Morten GAATHAUG (b.1955)
Landskap i måneskinn (syv sanger - texts by Ragnhild Jølsen), op. 97 [26:58]
De profundis for chamber ensemble (words by Federico Garcia Lorca), op. 20b [10:08]
Ridder Dalebu (trad) [6:11]
En Obstfelder-syklus, op. 104 [13:29]
Elegiske fragmenter (words by Rainer Maria Rilke), op. 42 [21:55]
Marianne E. Andersen (mezzo-soprano)
Tore Dingstad (piano)
Jan Koop (cello)
Bjørn Rabben (percussion - slagverk)
David Friedemann Strunck (oboe)
Steinar Granmo Nilsen (French horn)
rec. 2016/17, Sofienberg Church, Oslo
LAWO CLASSICS LWC1152 [78:49]
The music of the Norwegian lyric composer Morten Gaathaug has already attended these shores. On that occasion, in 2008, a chamber music disc from 2L was very appreciatively written up by Jonathan Woolf (review).
Here, across a very tightly packed playing time, Gaathaug's songs (in Norwegian - the words and translations for which appear in the Lawo booklet) make a showing that has them in a lineage reaching back to Schubert, Grieg and Sibelius. All this in a delicately modernised idiom. They are subtly picked out on this CD by Marianne Andersen and Tore Dingstad (who played a leading part in the 2L collection). They are to be thanked for the work they invested in making these long songs part of their living repertoire. The singing and playing evinces conviction, flame and cold dignity. I must just single out Min Elskede's skygoe for its minatory overcast funereal insistence and the tireless and classically turbulent Avskjed i Storm.
De profundis is for chamber ensemble and sets words by Lorca to a scorching and chilling dissonance which is completely consonant with the words ‘To remember them / the hundred lovers / sleep forever.’ The effect is intensified by Andersen's oration, and then singing, of the words after her vocalise. Here Gaathaug feels free to adopt a more modern language - perhaps influenced by Ligeti's Grand Macabre and from the art-world Hieronymus Bosch's Garden of Earthly Delights. By contrast we then come to the witty canter, wink and jog-trot of the traditional Ridder Dalebu. Percy Grainger would surely have loved this.

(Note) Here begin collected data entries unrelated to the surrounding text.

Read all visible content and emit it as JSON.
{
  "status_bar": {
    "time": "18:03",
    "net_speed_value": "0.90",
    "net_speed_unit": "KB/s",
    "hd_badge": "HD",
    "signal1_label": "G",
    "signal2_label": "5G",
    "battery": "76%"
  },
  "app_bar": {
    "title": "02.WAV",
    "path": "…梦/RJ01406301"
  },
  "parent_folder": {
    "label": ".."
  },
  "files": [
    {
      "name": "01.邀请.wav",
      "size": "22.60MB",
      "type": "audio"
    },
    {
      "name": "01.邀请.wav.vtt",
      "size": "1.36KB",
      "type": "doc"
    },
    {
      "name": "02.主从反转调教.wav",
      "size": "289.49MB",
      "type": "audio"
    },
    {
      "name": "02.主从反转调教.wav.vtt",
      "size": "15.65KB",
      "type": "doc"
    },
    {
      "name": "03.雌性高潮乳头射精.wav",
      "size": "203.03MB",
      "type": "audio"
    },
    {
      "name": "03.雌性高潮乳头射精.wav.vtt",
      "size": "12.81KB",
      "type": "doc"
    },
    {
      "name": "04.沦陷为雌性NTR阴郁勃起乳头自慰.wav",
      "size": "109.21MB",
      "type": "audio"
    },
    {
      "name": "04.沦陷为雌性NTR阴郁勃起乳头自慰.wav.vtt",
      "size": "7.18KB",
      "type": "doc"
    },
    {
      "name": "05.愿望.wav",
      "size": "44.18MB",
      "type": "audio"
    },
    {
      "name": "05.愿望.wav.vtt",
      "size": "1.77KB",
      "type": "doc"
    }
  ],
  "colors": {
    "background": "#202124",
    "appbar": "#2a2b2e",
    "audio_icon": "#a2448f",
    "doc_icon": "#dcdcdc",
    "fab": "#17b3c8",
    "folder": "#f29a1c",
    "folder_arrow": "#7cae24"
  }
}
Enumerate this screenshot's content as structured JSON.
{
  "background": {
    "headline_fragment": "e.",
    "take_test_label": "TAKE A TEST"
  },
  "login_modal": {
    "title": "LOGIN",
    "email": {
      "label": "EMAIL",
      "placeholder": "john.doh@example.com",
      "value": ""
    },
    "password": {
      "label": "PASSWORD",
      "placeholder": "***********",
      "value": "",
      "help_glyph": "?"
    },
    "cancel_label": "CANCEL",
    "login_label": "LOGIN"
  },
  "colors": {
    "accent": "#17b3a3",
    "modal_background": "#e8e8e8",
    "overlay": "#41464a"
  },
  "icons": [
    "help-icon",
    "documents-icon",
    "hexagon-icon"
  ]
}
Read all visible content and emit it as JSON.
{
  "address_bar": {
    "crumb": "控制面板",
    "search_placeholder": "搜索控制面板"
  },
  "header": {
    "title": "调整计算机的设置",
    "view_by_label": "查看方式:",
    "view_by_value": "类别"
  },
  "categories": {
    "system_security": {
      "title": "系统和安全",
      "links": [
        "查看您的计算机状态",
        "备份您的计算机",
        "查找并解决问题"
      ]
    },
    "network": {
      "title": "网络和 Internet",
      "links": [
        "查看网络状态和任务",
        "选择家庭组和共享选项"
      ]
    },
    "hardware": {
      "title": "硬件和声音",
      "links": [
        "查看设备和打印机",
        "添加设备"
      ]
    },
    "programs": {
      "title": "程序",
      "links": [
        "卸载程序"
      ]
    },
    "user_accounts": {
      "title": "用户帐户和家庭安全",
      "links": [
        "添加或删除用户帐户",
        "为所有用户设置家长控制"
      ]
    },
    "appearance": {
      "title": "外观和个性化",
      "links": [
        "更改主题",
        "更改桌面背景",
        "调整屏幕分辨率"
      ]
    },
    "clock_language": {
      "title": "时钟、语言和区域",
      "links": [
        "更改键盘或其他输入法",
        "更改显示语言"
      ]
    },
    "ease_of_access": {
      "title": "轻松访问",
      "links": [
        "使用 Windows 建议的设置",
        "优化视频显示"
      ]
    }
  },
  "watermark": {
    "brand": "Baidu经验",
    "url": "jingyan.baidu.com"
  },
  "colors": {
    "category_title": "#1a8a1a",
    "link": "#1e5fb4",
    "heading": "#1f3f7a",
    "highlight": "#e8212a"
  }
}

The five songs of En Obstfelder-syklus add the cello to the piano accompaniment. Gaathaug's language here is more intricately complex - but modestly so - than in Ridder Dalebu. Again, however, the songs present few obstacles to appreciation if the listener is of moderate fortitude. The songs fit well with those that make up Landskap i måneskinn.
The final work is the utterly impressive Elegiske fragmenter in which Gaathaug sets words by Rainer Maria Rilke. There is a beckoning bluesy cool and temperate iciness (yes, I know) to the way this starts. Its fuller instrumental complement (piano, cello, percussion, oboe and French horn) add embraceable layers of meaning to Andersen's consistently outstanding singing. The music often joys in the sound of the tango¸ Spanish atmosphere, death hunt gallops and stinging nostalgia. The music is in a single span and a single 22-minute track.
Andersen has a fine, full, high and silvery voice very much in keeping with the considerable demands Gaathaug places; the other musicians likewise.
Andersen and Dingstad are pictured in the well-composed photo that adorns the cover of this CD. Gaathaug is one of those composers known only to the cognoscenti (I was not one of that number) whose music needs its profile building. His songs chart slow evolving bleakness, potency, subtlety and sorrowing beauty.
I live in hopes that we will next get to hear the two oboe concertos and the concertino for accordion and orchestra. Gaathaug is one of Norway's lively, challenging yet tonally virile musical assets - a treasure.